The shift is not new. While for many years women in the drug trade were characterized as solely working as drug mules or serving as mere targets for revenge killings, this has changed over the past decade. In 2010, Mexico’s National Women's Institute (INMUJERES) released a report claiming that the number of females convicted in connection to the drug trade had risen by 400 percent over the past three years alone. Women are increasingly working as plaza chiefs, hit squad bosses and kidnapping ring leaders, and some have even attracted the attention of anti-drug officials in the United States because of their work.
Many commentators, including InSight Crime, have deliberated the significance of this trend, especially as it relates to media portrayals of women in the drug war.
What is new, however, is the assertion that this change in demographics is the result of a security policy based on targeting men. As these men are either captured or killed, the book suggests, women – very often relatives --find themselves filling their shoes. "The majority of those killed are male drug traffickers,” Santamaria told AFP, claiming that this has caused a “mandatory succession” in their ranks.
“They killed my father, leaving my brother, but he died in the last shootout and today I am in charge,” one of the book’s subjects told interviewer Christian Moreno, according to the wire agency.
Moreover, Santamaria says that this trend represents a new kind of risk to security forces, because women employ a different kind of management strategy within drug trafficking organizations. According to him, “This will strengthen drug trafficking, making it harder to combat because they are doing it more intelligently.”
Santamaria stressed this in a recent interview with Mexican publisher Random House Mondadori, arguing that women “are more cautious, less flashy, shrewder, more calculating; they weigh their options more.”
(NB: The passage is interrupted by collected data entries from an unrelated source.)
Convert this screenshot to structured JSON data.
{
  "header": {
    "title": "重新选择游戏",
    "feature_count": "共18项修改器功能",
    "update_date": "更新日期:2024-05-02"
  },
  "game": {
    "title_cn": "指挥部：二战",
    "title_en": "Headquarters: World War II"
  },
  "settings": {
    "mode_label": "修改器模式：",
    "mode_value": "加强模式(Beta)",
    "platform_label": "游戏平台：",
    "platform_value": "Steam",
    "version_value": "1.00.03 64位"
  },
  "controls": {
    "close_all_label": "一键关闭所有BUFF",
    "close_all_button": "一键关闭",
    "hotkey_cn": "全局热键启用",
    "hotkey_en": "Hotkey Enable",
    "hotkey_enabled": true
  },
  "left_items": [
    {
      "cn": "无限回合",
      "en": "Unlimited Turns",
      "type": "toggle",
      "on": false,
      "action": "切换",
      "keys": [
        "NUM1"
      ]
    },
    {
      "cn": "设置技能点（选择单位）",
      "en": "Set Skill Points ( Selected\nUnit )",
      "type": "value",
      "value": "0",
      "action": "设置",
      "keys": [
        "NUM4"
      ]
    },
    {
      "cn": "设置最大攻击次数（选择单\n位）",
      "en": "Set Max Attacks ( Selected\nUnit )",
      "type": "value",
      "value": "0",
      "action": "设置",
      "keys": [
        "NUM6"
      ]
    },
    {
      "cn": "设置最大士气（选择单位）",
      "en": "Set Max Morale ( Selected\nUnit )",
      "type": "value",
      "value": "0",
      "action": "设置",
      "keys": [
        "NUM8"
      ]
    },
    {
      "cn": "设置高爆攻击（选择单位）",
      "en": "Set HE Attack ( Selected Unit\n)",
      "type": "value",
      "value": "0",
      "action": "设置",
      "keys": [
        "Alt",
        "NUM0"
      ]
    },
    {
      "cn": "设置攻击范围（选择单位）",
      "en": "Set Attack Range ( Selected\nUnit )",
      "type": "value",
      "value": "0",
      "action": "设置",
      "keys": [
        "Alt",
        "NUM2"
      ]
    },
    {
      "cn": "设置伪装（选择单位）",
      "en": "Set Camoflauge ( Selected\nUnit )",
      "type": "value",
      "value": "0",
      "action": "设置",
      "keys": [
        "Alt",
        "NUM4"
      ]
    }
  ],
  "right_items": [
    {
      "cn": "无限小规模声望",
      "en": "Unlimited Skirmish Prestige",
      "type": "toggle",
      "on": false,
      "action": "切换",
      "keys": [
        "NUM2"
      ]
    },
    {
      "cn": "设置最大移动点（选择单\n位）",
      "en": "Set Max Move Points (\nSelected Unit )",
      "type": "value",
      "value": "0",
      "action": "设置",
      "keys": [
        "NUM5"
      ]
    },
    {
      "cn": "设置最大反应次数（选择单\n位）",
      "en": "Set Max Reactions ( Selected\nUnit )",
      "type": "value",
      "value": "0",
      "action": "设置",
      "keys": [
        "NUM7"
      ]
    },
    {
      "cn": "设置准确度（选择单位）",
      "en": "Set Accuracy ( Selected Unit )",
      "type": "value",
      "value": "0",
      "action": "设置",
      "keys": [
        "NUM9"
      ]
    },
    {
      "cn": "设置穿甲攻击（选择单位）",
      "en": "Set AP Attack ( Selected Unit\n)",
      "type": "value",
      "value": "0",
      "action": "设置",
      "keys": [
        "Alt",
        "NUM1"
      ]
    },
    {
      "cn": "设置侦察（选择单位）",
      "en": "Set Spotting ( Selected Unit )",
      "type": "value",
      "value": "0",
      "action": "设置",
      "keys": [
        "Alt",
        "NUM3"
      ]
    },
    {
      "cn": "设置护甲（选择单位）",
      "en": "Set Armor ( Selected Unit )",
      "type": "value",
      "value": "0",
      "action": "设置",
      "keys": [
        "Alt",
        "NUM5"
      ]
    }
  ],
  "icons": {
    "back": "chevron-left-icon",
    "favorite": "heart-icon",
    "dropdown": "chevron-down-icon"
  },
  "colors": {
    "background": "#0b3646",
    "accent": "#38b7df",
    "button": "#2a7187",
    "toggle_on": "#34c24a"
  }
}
And while some might accuse the Autonomous University of Sinaloa professor of promoting a stereotype, he maintains: “[The women interviewed] say this themselves, this isn’t an interpretation. They themselves admit this upon being asked.”
But attempts to portray Mexico’s drug trade as anything but a “man’s game” are inaccurate. The vast majority of cartel members, foot soldiers and leaders alike, remain male. Even the tiny minority of women at the top of these organizations, like the so-called “Queen of the Pacific,” Sandra Avila Beltran, and the Tijuana Cartel's Enedina Arellano Felix, owe much of their influence to romantic relationships with powerful men and family ties. The former was the love interest of two dominant figures in the Sinaloa Cartel, and the latter became more involved in the drug trade after her brothers were all arrested or slain.
Ultimately, while the rise of women in Mexico’s criminal underworld is sociologically significant (especially considering the country’s reputation for machismo), it cannot be said to have had a major effect on cartel behavior in the country. Regardless of the gender of a drug boss, he or she will have to respond to the same incentives associated with large-scale drug distribution, much of which have to do with territorial control. When push comes to shove, regardless of how “cautious” she is, a female plaza chief has to be just as likely to order a hit as her male counterparts. If she isn’t, she risks losing her position, and likely her life.
Image, above, shows four teenage girls who were arrested in June 2011 at an alleged "Zetas training camp," where they were reportedly receiving instruction on the use of weapons and telecommunications equipment.